Although our study confirmed that the other six staging systems can stratify patients treated with HR into distinct risk categories, the ability of these systems to predict survival was suboptimal. The reason for the interiority of these staging systems might be that they were originally developed from mixed populations with a smaller number of patients receiving surgery (2.8% in CLIP, 8.5% in Okuda, and 10.4% in CUPI). Different treatments have a large influence on prognosis that should be considered in these staging systems. Furthermore, a major issue is that TNM staging and the NDR scoring system does not include measurements of liver function. The greatest criticism of the CLIP and Okuda systems is that their criteria of tumour morphology are too broad, reducing their value to intermediate-stage HCC patients. Although the BCLC-B sub-classification was specifically developed for intermediate-stage HCC, previous studies (Ha et al, 2014; Weinmann et al, 2015) indicated that there were no significant differences survival among several adjacent stages.

This study has several limitations. First, our effort is obviously limited by the retrospective nature of the analysis. However, the analysis was conducted based on prospectively collected data. Furthermore, we confirmed the results derived from the initial cohort with the validation cohort to increase reliability. Second, the purpose of this study was to identify a suitable subset of patients with intermediate-stage HCC for HR. The results do not suggest that patients with an NSP score 1 should or should not be treated with other therapies, such as liver transplantation, radiofrequency ablation, or TACE. Third, with the majority of the patients having evidence of HBV infection, our data require validation from other study groups in which HCV infection or alcohol is the prevailing aetiology of chronic liver disease.
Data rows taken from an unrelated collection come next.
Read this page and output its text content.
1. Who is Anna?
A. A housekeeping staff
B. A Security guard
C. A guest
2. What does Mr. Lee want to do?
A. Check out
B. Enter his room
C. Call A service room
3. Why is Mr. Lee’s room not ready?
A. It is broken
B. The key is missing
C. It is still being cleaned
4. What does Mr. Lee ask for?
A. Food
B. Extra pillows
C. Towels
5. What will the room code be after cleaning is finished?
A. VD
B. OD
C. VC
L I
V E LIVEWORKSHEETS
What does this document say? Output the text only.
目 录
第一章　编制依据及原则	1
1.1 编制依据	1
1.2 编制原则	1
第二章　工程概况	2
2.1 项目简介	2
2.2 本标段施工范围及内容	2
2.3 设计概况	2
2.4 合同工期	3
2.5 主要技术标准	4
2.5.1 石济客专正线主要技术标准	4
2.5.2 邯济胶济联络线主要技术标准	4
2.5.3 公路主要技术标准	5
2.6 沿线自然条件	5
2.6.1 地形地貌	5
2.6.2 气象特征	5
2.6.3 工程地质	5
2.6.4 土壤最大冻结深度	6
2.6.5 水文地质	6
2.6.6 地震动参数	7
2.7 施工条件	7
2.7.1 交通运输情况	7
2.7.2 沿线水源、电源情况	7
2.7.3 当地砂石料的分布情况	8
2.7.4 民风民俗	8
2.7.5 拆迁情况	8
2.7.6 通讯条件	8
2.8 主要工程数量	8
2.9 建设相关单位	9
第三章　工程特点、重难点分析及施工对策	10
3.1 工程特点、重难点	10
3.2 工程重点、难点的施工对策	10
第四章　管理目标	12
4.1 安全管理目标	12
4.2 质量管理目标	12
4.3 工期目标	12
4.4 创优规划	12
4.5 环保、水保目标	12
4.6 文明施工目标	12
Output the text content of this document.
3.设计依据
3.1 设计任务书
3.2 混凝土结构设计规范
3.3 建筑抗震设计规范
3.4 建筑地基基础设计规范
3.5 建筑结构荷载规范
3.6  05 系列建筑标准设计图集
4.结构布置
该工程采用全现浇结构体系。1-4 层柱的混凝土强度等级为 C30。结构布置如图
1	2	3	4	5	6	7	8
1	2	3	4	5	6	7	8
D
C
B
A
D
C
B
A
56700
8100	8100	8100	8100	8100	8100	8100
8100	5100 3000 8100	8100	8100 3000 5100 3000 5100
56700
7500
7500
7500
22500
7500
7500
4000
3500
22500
Therefore, multicenter and prospective studies are needed to confirm our results.

In conclusion, we developed a preoperative, externally validated, simple objective prognostic score (NSP) to identify patients with intermediate-stage HCC who could benefit from aggressive surgical interventions. For intermediate-stage HCC, HR is recommended for patients with an NSP score 1. These findings should be validated in further prospective studies.